DAILY EATING SCHEDULE
These are timing guidelines (not fasting rules):
Eat all meals within an 8–10 hour daytime window. Finish your last meal 2–3 hours before bed. Only water, mineral water, or herbal tea outside the window. Black coffee or plain green tea only in the morning (optional).
21-DAY STRUCTURE: PLAN A / PLAN B MEALS
There are two nutritional structures used throughout the 21 days: Plan A and Plan B. In the appendix, you will find an easy-to-follow daily checklist outlining exactly which plan to use each day, along with space for notes, observations, and progress tracking.

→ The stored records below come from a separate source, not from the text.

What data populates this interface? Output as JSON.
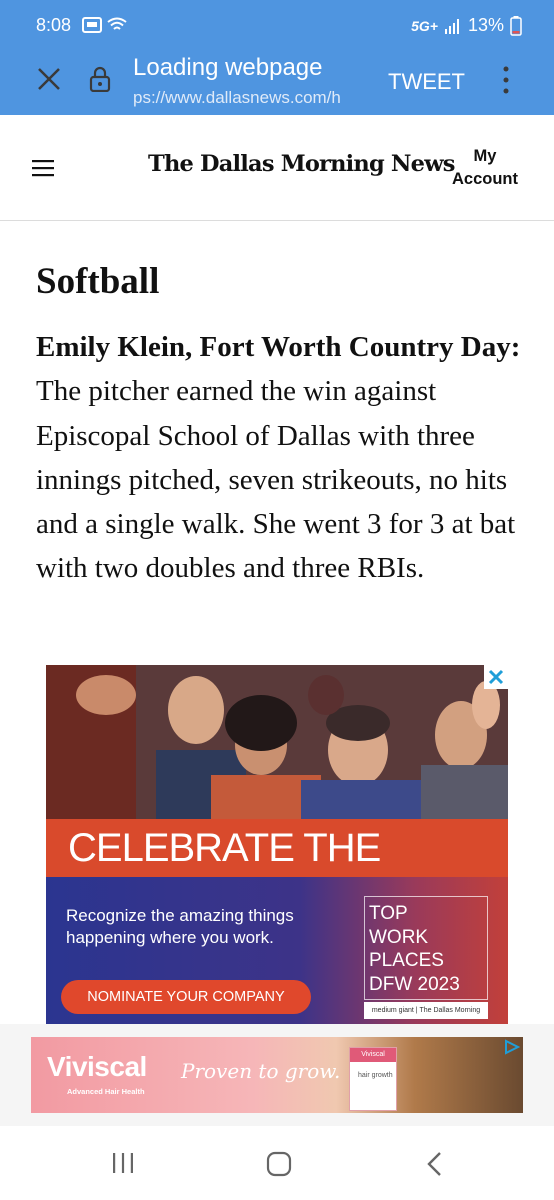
{
  "status_bar": {
    "time": "8:08",
    "network": "5G+",
    "battery": "13%"
  },
  "browser_toolbar": {
    "title": "Loading webpage",
    "url": "ps://www.dallasnews.com/h",
    "tweet_label": "TWEET"
  },
  "site_header": {
    "logo_text": "The Dallas Morning News",
    "account_line1": "My",
    "account_line2": "Account"
  },
  "article": {
    "section_heading": "Softball",
    "athlete": "Emily Klein, Fort Worth Country Day:",
    "body": " The pitcher earned the win against Episcopal School of Dallas with three innings pitched, seven strikeouts, no hits and a single walk. She went 3 for 3 at bat with two doubles and three RBIs."
  },
  "ad_top_workplaces": {
    "headline": "CELEBRATE THE GOOD",
    "copy": "Recognize the amazing things happening where you work.",
    "cta": "NOMINATE YOUR COMPANY",
    "badge_line1": "TOP",
    "badge_line2": "WORK",
    "badge_line3": "PLACES",
    "badge_line4": "DFW 2023",
    "badge_footer": "medium giant | The Dallas Morning News"
  },
  "ad_viviscal": {
    "brand": "Viviscal",
    "brand_sub": "Advanced Hair Health",
    "tagline": "Proven to grow.",
    "box_label": "Viviscal",
    "box_text": "hair growth"
  },
  "colors": {
    "browser_bar": "#4f95e0",
    "ad_red": "#d94a2c",
    "ad_navy": "#2b3590"
  }
}
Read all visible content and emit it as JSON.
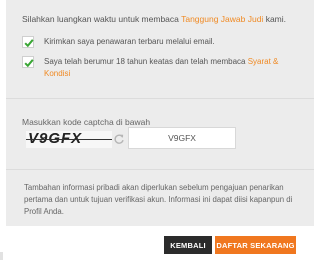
{
  "terms": {
    "intro_prefix": "Silahkan luangkan waktu untuk membaca ",
    "intro_link": "Tanggung Jawab Judi",
    "intro_suffix": " kami.",
    "options": [
      {
        "label": "Kirimkan saya penawaran terbaru melalui email.",
        "link": "",
        "checked": true
      },
      {
        "label": "Saya telah berumur 18 tahun keatas dan telah membaca ",
        "link": "Syarat & Kondisi",
        "checked": true
      }
    ]
  },
  "captcha": {
    "label": "Masukkan kode captcha di bawah",
    "image_text": "V9GFX",
    "input_value": "V9GFX"
  },
  "info": {
    "text": "Tambahan informasi pribadi akan diperlukan sebelum pengajuan penarikan pertama dan untuk tujuan verifikasi akun. Informasi ini dapat diisi kapanpun di Profil Anda."
  },
  "buttons": {
    "back_label": "KEMBALI",
    "register_label": "DAFTAR SEKARANG"
  },
  "colors": {
    "accent": "#f08a24",
    "check": "#3aa635",
    "panel": "#ececec",
    "back_button": "#2b2b2b",
    "register_button": "#f0771f"
  },
  "icons": {
    "checkbox": "check-icon",
    "refresh": "refresh-icon"
  }
}
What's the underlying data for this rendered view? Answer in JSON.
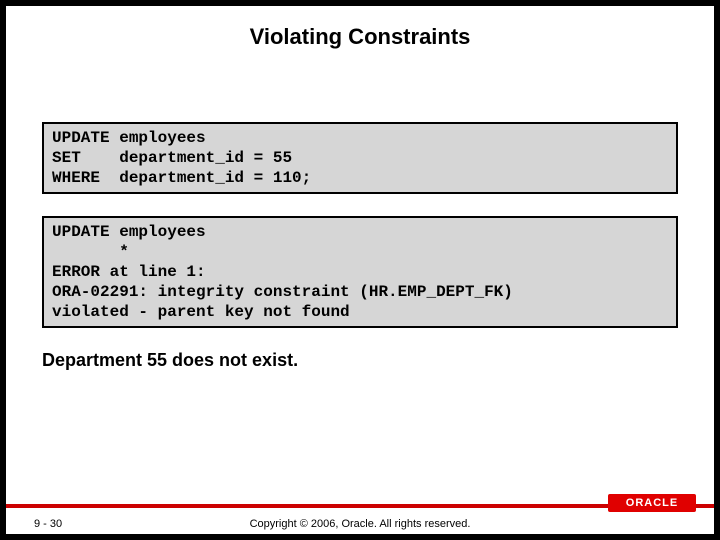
{
  "slide": {
    "title": "Violating Constraints",
    "code_box_1": "UPDATE employees\nSET    department_id = 55\nWHERE  department_id = 110;",
    "code_box_2": "UPDATE employees\n       *\nERROR at line 1:\nORA-02291: integrity constraint (HR.EMP_DEPT_FK)\nviolated - parent key not found",
    "caption": "Department 55 does not exist."
  },
  "footer": {
    "page": "9 - 30",
    "copyright": "Copyright © 2006, Oracle. All rights reserved.",
    "logo_text": "ORACLE"
  }
}
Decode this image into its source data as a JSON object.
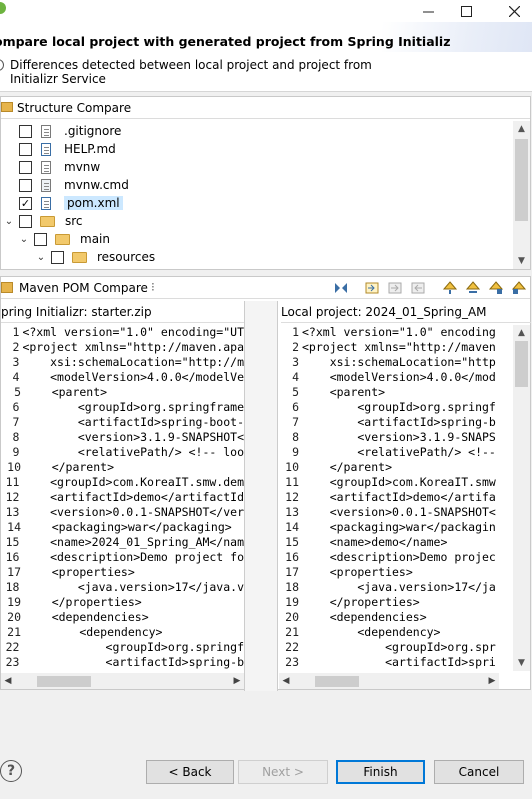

PLAN A DAYS (16 of the 21 days)
Days: 1, 2, 3, 4, 5, 8, 9, 10, 11, 12, 13, 15, 16, 17, 18, 19
Daily structure:
3 meals per day 2 meals: Protein + Non-Starchy Vegetables only 1 meal: Protein + Non-Starchy Vegetables + ONE Complex Carb The one complex carb meal can be ANY meal of the day (ex. breakfast, lunch, or dinner).
PLAN B DAYS (5 of the 21 days)
Days: 6, 7, 14, 20, 21
Daily structure:
3 meals per day 2 meals: Protein + Non-Starchy Vegetables + ONE Complex Carb 1 meal: Protein + Non-Starchy Vegetables only The two complex carb meals can be ANY meal of the day (ex. breakfast, lunch, or dinner).